At 28, you cried in your hippie boyfriend’s bathtub, feeling a hopeless despair, a missing for someone you hadn’t met yet. A neighborhood witch came over and gave you some tea.
At 31, in a hotel by the beach as the last moments of Father’s Day ticked away, you told your lover that you were pregnant. Eight weeks later you took down the baby name list in your office and returned the softest powder blue blanket to your cousin, because to throw it away was unbearable, to keep it even more unbearable still.
At 39, you couldn’t tell for sure if the second line was pink. You weren’t sure if the queasy feeling was morning sickness or nervousness about being morning sick. Even as the second, third and fourth test turned pinker, you didn’t get your hopes up. Which, it turns out, was a good thing.
At 43, you got a phone call and took a very pregnant young lady to dinner. Four days later, you raced through an airport to come home from a business trip you knew you shouldn’t have taken to meet your daughter. Who stopped crying the moment you held her.

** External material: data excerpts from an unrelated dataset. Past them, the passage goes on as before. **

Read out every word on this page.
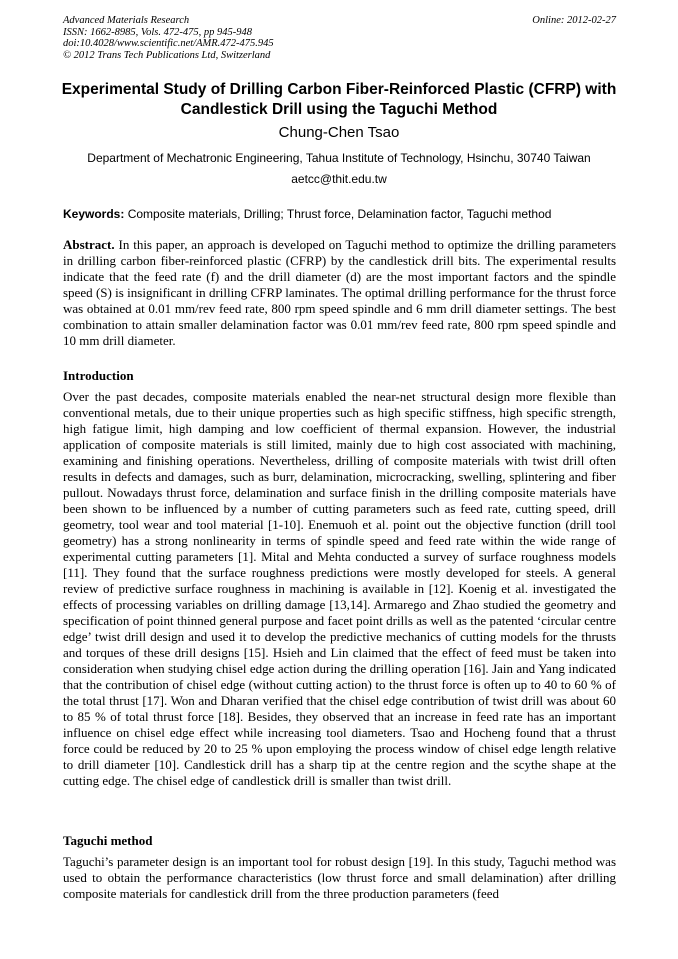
Advanced Materials Research
ISSN: 1662-8985, Vols. 472-475, pp 945-948
doi:10.4028/www.scientific.net/AMR.472-475.945
© 2012 Trans Tech Publications Ltd, Switzerland
Online: 2012-02-27
Experimental Study of Drilling Carbon Fiber-Reinforced Plastic (CFRP) with Candlestick Drill using the Taguchi Method
Chung-Chen Tsao
Department of Mechatronic Engineering, Tahua Institute of Technology, Hsinchu, 30740 Taiwan
aetcc@thit.edu.tw
Keywords: Composite materials, Drilling; Thrust force, Delamination factor, Taguchi method
Abstract. In this paper, an approach is developed on Taguchi method to optimize the drilling parameters in drilling carbon fiber-reinforced plastic (CFRP) by the candlestick drill bits. The experimental results indicate that the feed rate (f) and the drill diameter (d) are the most important factors and the spindle speed (S) is insignificant in drilling CFRP laminates. The optimal drilling performance for the thrust force was obtained at 0.01 mm/rev feed rate, 800 rpm speed spindle and 6 mm drill diameter settings. The best combination to attain smaller delamination factor was 0.01 mm/rev feed rate, 800 rpm speed spindle and 10 mm drill diameter.
Introduction
Over the past decades, composite materials enabled the near-net structural design more flexible than conventional metals, due to their unique properties such as high specific stiffness, high specific strength, high fatigue limit, high damping and low coefficient of thermal expansion. However, the industrial application of composite materials is still limited, mainly due to high cost associated with machining, examining and finishing operations. Nevertheless, drilling of composite materials with twist drill often results in defects and damages, such as burr, delamination, microcracking, swelling, splintering and fiber pullout. Nowadays thrust force, delamination and surface finish in the drilling composite materials have been shown to be influenced by a number of cutting parameters such as feed rate, cutting speed, drill geometry, tool wear and tool material [1-10]. Enemuoh et al. point out the objective function (drill tool geometry) has a strong nonlinearity in terms of spindle speed and feed rate within the wide range of experimental cutting parameters [1]. Mital and Mehta conducted a survey of surface roughness models [11]. They found that the surface roughness predictions were mostly developed for steels. A general review of predictive surface roughness in machining is available in [12]. Koenig et al. investigated the effects of processing variables on drilling damage [13,14]. Armarego and Zhao studied the geometry and specification of point thinned general purpose and facet point drills as well as the patented ‘circular centre edge’ twist drill design and used it to develop the predictive mechanics of cutting models for the thrusts and torques of these drill designs [15]. Hsieh and Lin claimed that the effect of feed must be taken into consideration when studying chisel edge action during the drilling operation [16]. Jain and Yang indicated that the contribution of chisel edge (without cutting action) to the thrust force is often up to 40 to 60 % of the total thrust [17]. Won and Dharan verified that the chisel edge contribution of twist drill was about 60 to 85 % of total thrust force [18]. Besides, they observed that an increase in feed rate has an important influence on chisel edge effect while increasing tool diameters. Tsao and Hocheng found that a thrust force could be reduced by 20 to 25 % upon employing the process window of chisel edge length relative to drill diameter [10]. Candlestick drill has a sharp tip at the centre region and the scythe shape at the cutting edge. The chisel edge of candlestick drill is smaller than twist drill.
Taguchi method
Taguchi’s parameter design is an important tool for robust design [19]. In this study, Taguchi method was used to obtain the performance characteristics (low thrust force and small delamination) after drilling composite materials for candlestick drill from the three production parameters (feed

At 45, you hear the horror stories from others. You see people who suffer in a marriage because it is the lesser hell than raising a child on their own. You are the product of divorce and don’t want to enter into an endless karmic loop. Still.
You become a single mother. You spend a perfect day with your bright and funny 2-year-old girl, starting the day with this conversation:
You: “What sound does a monkey make?”
Girl: “Ooooh oooh”
You: “What sound does a doggie make?”
Girl: “Woof woof”
You: “What sound does a cow make?”
Girl: “San Francisco.”
As she sleeps, you check the fridge. There’s plenty of food. The kitchen is relatively clean. A small black cast-iron pan waits patiently for the egg you will fry and share with the girl the next morning.